Quantitative evaluation

It is a difficult problem to evaluate the stability of a video using quantitative metric. In most previous methods, there are only subjective evaluation or comparisons. In [16], three metrics are proposed to evaluate the quality and stability of result videos. However, the stability metric of [16] require the bundled camera paths calculated in this method, which is not suitable for our method. We propose another metric that is suitable for other methods. Between each pair of adjacent frames, the correspondence of every pixel is already known. The distance of correspondence pixels is the motion of that pixel. We use the average motion of all pixels in a video to represent the motion of the video. The motion data of original videos and result videos of our method and [16, 19] are shown in Table 2. We can see that the motion of shaky videos is greatly reduced using our method.

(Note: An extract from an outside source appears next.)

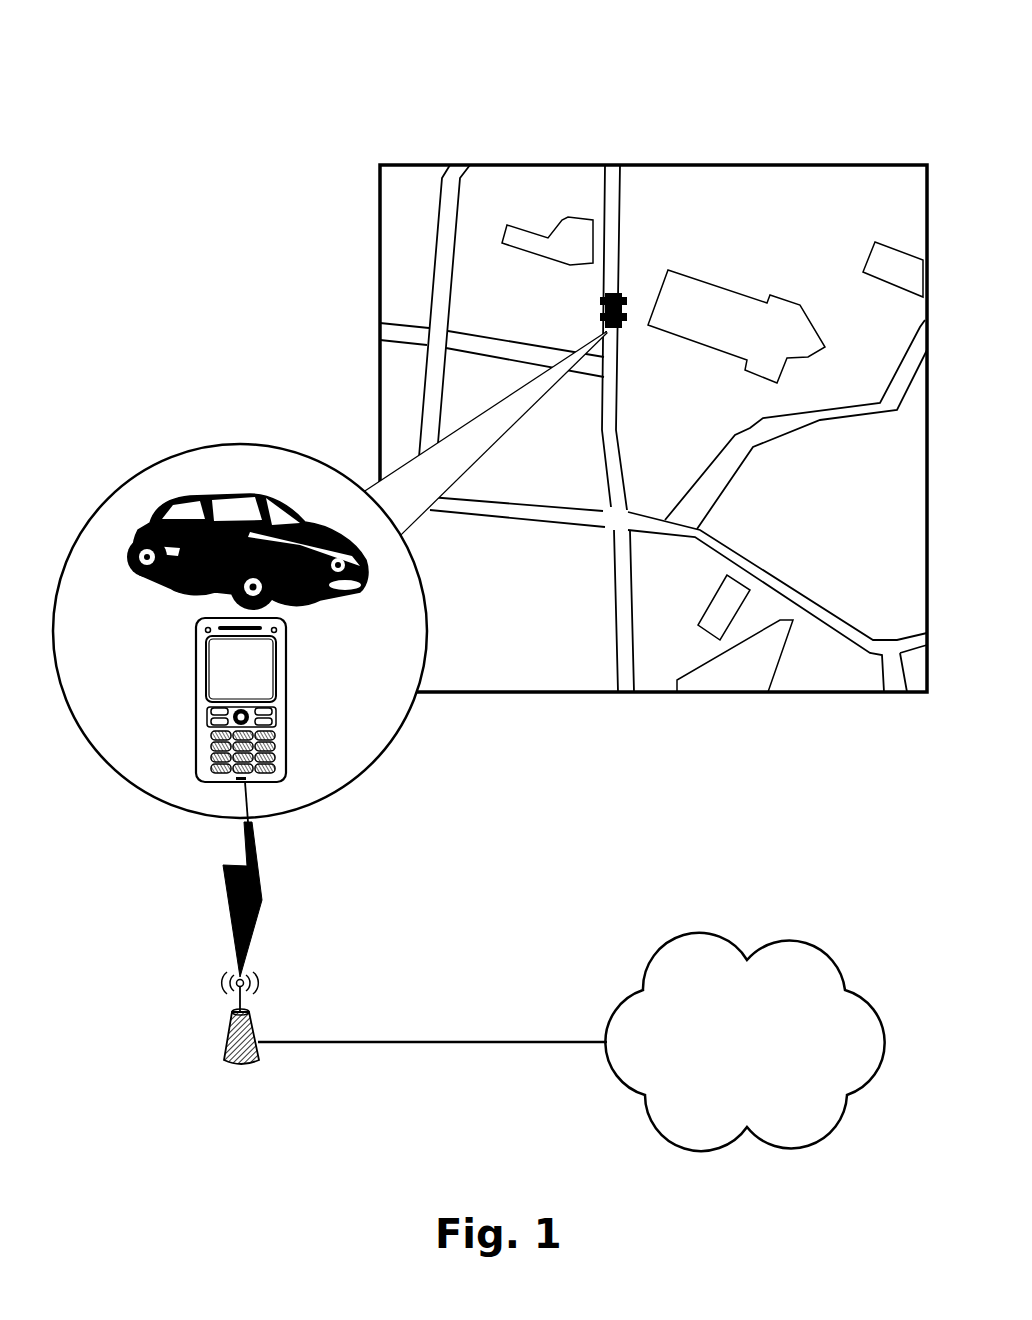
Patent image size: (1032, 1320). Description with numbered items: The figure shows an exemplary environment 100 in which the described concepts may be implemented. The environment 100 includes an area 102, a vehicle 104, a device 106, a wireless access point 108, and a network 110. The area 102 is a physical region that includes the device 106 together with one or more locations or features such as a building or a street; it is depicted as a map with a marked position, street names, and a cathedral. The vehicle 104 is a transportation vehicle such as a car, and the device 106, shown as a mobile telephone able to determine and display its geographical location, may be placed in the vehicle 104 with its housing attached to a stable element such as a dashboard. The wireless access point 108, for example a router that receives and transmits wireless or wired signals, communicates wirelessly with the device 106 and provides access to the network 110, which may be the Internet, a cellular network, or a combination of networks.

Table 2 Motion in videos before and after stabilization

Limitation

The major limitation of our method is the low computation speed. Video processing usually costs much time since a video contains many frames. Although all the four steps of our method do not cost too much time, the total time cost to stabilize a video is quite large. Another limitation of our method is that it does not works well on moving objects because the motion of moving objects is not regular and is difficult to estimate.

Future work

One future work is to speed up this method. The high precision of our method slows down the computation speed. Maybe we do not need to handle every pixel so that the computation burden can be reduced. Besides, we need to improve the performance on moving objects. One consideration is to pick out move objects from video and handle them in a different way. So far, there is not a widely accepted numerical standard to evaluate the stability of videos. Therefore, the evaluation of results and comparison between different methods are accomplished by human eyes at most time. In order to avoid subjective evaluation, a numerical stability evaluation method is strongly needed.

5 Conclusions

In this paper, we present a novel pixel-wise video stabilization method. Instead of using model based on sparse feature points, dense motion field is used to model the motion between adjacent frames . A patch based motion estimation algorithm is proposed to get the dense motion field, followed by an Gaussian smoothing step. Frames are warped using an weighted average warping algorithm and empty pixels are filled using a patch based image completion algorithm. Our method can handle videos with complex scenes well. Many successful results show the effectiveness of our method.